05/12/2015

Using Natural Microbial Communities as Biosensors for Environmental Contaminants

Summary

Microbial communities are highly attuned to changes in environmental conditions, rapidly sensing and responding to shifts in temperature, pH, nutrient availability, toxin levels, and dozens of other variables. For decades, scientists have studied the abilities of microbes to survive exposure to (and in some cases make use of) environmental contaminants such as heavy metals, radionuclides, and hydrocarbons. However, microbial communities can contain hundreds of different species, and this complexity makes it extremely difficult to quantitatively measure community-level responses to contaminant exposure. In a new study, a team of researchers from Lawrence Berkeley National Laboratory’s ENIGMA (Ecosystems and Networks Integrated with Genes and Molecular Assemblies) science focus area developed a new computational approach for the analysis and computational modeling of microbial community responses to environmental contaminants. Using direct sequencing of DNA from environmental samples, the team examined the microbial community of a subsurface aquifer in Oak Ridge, Tennessee, that had been contaminated with uranium, nitrate, and a variety of other compounds. Drawing on this data, a modeling framework was constructed to enable prediction of the types and amounts of contaminants that had been experienced by the microbial community based on known physiological characteristics of detected bacterial species. The predictions of this model strongly correlated with amounts of uranium, nitrate, and a variety of other geochemical factors measured at the sampling sites. To test the utility of this approach using an independent dataset, the team applied the model to microbial DNA samples collected during the Deepwater Horizon oil spill in 2010. Again, the model accurately predicted which samples had experienced oil contamination based on microbial DNA sequences and suggested that the community fingerprint retained a “memory” of exposure even after oil was no longer detectable.

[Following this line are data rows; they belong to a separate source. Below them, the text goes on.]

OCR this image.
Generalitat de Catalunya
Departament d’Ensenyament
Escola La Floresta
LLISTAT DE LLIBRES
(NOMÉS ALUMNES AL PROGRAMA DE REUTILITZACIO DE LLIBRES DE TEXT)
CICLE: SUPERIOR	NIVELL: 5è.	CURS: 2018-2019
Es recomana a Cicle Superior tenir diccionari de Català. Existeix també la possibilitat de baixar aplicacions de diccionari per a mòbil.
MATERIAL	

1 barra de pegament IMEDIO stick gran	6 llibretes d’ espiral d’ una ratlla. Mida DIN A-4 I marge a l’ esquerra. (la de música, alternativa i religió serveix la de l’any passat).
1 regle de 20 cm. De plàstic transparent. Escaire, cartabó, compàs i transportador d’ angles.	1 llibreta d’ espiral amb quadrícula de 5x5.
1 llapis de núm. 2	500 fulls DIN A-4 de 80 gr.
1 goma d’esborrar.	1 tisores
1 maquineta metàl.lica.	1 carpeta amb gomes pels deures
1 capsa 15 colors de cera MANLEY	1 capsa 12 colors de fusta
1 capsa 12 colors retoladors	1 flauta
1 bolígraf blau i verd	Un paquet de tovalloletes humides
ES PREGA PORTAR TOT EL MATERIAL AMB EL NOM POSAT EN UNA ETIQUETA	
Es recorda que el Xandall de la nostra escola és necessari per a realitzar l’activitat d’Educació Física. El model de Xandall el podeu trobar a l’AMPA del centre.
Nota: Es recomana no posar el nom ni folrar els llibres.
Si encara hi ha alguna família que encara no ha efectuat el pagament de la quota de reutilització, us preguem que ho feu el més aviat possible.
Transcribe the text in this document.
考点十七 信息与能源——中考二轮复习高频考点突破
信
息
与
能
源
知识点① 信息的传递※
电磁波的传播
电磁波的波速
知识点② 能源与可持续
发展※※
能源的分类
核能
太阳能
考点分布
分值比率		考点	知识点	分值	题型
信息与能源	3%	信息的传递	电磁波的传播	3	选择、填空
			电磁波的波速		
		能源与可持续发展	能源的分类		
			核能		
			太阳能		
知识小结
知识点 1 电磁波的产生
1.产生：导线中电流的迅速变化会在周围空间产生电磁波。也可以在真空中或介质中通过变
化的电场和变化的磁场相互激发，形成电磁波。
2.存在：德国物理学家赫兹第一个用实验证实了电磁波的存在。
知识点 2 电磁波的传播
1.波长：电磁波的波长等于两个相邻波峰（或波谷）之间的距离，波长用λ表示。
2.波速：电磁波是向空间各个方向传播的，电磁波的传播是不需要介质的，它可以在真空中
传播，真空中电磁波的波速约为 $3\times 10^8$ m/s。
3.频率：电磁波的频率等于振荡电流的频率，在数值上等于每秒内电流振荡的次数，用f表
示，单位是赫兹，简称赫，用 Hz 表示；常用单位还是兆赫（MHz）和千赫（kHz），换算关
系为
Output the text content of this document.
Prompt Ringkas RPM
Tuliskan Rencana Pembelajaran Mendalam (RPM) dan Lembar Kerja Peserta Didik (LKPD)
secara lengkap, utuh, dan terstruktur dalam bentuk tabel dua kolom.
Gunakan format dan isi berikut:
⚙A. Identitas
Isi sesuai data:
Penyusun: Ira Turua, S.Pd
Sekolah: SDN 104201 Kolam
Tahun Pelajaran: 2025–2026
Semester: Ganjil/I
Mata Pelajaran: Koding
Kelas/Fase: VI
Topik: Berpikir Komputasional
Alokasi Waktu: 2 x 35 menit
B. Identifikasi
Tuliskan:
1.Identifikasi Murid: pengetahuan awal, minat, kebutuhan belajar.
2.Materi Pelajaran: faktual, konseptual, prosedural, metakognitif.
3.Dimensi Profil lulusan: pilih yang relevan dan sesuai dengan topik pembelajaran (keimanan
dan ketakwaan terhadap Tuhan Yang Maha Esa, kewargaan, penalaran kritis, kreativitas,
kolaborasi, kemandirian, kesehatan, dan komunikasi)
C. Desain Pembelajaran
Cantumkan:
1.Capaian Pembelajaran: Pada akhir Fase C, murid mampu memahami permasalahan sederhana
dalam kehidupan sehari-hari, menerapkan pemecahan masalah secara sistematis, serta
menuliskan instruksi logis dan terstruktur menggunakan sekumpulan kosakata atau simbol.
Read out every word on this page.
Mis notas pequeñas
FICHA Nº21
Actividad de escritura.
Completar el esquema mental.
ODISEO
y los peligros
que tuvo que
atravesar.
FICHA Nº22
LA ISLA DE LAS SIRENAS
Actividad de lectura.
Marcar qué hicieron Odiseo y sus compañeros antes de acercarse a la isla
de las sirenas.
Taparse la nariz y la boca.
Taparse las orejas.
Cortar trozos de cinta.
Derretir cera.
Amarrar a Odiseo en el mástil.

The results of this study provide a powerful new approach for not only the identification of contaminants in environmental samples, but also the microbial processes that are acting on them and potentially impacting their movement and/or longevity in the environment.

References

Smith, M. B., A. M. Rocha, C. S. Smillie, S. W. Oleson, C. J. Paradis, L. Wu, J. H. Campbell, J. L. Fortney, T. L. Mehlhorn, K. A. Lowe, J. E. Earles, J. Phillips, S. M. Techtmann, D. C. Joyner, S. P. Preheim, M. S. Sanders, J. Yang, M. A. Mueller, S. C. Brooks, D. B. Watson, P. Zhang, Z. He, E. A. Dubinsky, P. D. Adams, A. P. Arkin, M. W. Fields, J. Zhou, E. J. Alm, and T. C. Hazen. 2015. “Natural Bacterial Communities as Quantitative Biosensors,” mBio 6(3), e00326-15. DOI: 10.1128/mBio.00326-15.